2010-11 şampiyonluğu hala tartışıladursun (biz
Trabzonluların, yargının ve uluslararası mahkemelerin kararları çok net belli
)UEFA’nın verdiği karararla Türkiyeden 2011-12 yılında Şampiyonlar Ligine
Trabzonspor katılacaktı.
Efsanevi İnter galibiyetiyle başlamıştı B grubu serüveni, son maçta ise
Trabzonspor ,Fransada Lille maçına çıkarken, hikayenin ana kahramanı kardeşim
Melih, o soğuk ve rüzgarlı aralık akşamında Metropolitan stadında yerini
almıştı.
Trabzonspor’a bir üst tura geçmek için
Fransadan alınacak 1 puan yetiyordu, ancak Inter İtalya’da CSKA Moskovaya
yenilmez ise, bu ihtimali kimse düşünmüyordu, ta ki 87. dakikada Rus futbolcu
Vasili Berezutski’nin golüne kadar. Fransadan 0-0 la ayrılan Trabzonspor ,
İtalyadan gelen sonuçla grubun 3. oldu ve böylelikle Şampiyonlar Liginden elenip yoluna UEFA Arupa liginde devam
etti. 16 Aralık 2011 de yapılan kura çekiminde Trabzonspor’a Hollandanın ünlü
elektronik devi Philips işçilerinin kurduğu, Eindhoven kentinin takımı PSV Eindhoven
çıkıyordu. İlk maç 16 Şubatta Trabzonda olacaktı. Biletlerimiz maç sabahı
Trabzon’da olacak şekilde alınmıştı. Melih Ankaradan ben İstanbuldan gelerek,
Trabzon Havalimanına indik, maç saatine kadar Trabzon özlemini akrabalar,
arkadaşlar, yemek ve çay ile giderip akşam maç esnasında Trabzon Hüseyin Avni
Aker stadında yerimizi aldık.
Hikayenin maç yazısı olduğunu
düşünüyorsanız, yanılıyorsunuz, ancak diğer yazılarım gibi duygusal bir
derinlikte olmayacak, hikaye tamamen maçın ertesi günü olan 17 Şubat Cuma günü,
Trabzon’a gittiğimizde genellikle kaldığımız kuzenim Hakanın evinde geçmekte.
Kendi sahamızdaki 1-2
lik yenilgi can sıkıcıydı ancak daha can sıkıcı olan soğuk yüzünden evden
çıkamamamız, bilgisayarlarımızı geitrmemiş olmamız, Melihin tüm ısrarlarına
rağmen onu uçakla gelmeye ikna etmem yüzünden arabamızında olmamasıydı. Ayrıca evin sahibi kuzenim Hakanda teyzemle beraber Umrede olduğu
için can sıkıntısı iki kat artmıştı. Zira o sene Şampiyonlar Liginde
Trabzondaki Lille, CSKA Moskova ve Inter maçlarında değişmez üçlü şeklindeydik.

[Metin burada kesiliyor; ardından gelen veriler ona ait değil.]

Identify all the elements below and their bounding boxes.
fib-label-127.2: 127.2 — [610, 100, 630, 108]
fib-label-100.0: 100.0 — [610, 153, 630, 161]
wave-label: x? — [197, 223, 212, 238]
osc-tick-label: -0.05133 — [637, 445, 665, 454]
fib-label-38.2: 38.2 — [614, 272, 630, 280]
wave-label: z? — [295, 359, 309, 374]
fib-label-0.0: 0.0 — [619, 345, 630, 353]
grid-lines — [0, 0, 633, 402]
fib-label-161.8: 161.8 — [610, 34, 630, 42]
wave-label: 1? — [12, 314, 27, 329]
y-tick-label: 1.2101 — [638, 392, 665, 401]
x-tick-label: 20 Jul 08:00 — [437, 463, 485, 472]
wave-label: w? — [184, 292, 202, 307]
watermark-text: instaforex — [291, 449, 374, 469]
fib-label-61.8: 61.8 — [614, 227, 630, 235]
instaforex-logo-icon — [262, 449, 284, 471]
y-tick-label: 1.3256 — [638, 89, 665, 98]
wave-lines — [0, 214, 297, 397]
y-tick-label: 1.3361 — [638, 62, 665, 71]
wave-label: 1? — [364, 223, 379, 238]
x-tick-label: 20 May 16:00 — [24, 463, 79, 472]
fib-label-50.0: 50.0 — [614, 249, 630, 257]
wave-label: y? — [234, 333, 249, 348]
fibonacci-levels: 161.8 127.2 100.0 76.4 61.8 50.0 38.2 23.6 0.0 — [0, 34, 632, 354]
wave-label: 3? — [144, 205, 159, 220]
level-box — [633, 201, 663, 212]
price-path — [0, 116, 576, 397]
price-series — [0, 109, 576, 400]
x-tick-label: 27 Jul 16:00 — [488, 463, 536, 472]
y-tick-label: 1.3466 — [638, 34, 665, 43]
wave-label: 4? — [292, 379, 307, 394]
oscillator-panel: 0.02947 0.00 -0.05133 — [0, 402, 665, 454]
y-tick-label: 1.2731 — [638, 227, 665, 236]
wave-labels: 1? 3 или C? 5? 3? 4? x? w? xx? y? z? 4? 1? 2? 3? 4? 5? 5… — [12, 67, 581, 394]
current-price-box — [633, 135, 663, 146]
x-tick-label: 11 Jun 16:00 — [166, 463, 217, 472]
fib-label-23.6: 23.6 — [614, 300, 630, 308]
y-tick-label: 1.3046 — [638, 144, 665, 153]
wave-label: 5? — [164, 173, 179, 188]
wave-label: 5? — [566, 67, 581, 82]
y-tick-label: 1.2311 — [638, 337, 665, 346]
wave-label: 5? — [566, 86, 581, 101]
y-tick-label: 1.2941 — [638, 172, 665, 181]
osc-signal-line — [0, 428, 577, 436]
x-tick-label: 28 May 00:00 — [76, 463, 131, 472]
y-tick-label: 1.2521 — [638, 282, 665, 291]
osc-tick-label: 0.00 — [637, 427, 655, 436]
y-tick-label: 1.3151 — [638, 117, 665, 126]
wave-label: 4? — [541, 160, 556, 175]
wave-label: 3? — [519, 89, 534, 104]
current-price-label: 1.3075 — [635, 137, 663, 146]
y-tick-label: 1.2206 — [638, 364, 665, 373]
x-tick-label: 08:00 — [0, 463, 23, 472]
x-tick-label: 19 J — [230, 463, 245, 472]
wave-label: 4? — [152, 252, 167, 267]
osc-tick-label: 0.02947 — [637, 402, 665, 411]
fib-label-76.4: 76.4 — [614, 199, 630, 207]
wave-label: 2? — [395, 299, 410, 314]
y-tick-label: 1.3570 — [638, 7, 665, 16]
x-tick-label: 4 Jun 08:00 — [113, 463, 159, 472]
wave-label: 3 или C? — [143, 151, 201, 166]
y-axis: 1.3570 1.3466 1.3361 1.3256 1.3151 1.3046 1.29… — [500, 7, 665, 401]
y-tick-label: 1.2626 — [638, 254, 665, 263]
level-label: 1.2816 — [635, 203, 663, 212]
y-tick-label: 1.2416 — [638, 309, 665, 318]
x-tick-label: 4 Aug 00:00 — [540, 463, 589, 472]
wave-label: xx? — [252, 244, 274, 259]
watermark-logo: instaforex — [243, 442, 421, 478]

Aslında o maçlardaki ben Melih ve Hakan üçlüsünün yanında değişmeyen bir gerçek
daha vardı eve her gelişimizde evin elektrik sayacının borçtan ve Hakanın “Maçtan
maça bir gün geliyorum” ilgisizliğinden ötürü ödenmemiş ve kesilmiş olmasıydı;
her defasında da aynı senaryo tekrarlanır, Melih sayacın altından kabloları
bağlar, Hakanda hah öle olacak der, Melide ona dönüp “Madem öle neden
yapmıyorsun her defasında
ben yapıyorum” derdi. Belki de can sıkıntımız tüm bu olumsuzluklara rağmen yine
giderebilirdi, mesela evdeki Digitürk paketi kesilmemiş olsaydı. Konuyu gayet
ihtiyatlı karşılayıp, arayalım borcunu ödeyelim, aylığı ne kadar ki ligtv
pakette yok aylığı ucuzdur 1-2 ay ödenmemiş olsa bile kredi kartı ile öder kalacağımız iki üç günde en azından
canımız sıkılmaz mantığını kurmuştuk. Mantık telefonun diğer ucundaki
yetkilinin bildirdiği borç miktarını söyleyinceye kadar devam etti. Borç 350 TL
idi, yavaşça telefonu kapattık, ya kardeşim trt1 açık işte, izleyelim
savunmasını yaptık. Digitürk aboneliği kapanınca sadece trt 1 kanalının açık
bırakılması bir ödül mü ceza mı bence tartışılır.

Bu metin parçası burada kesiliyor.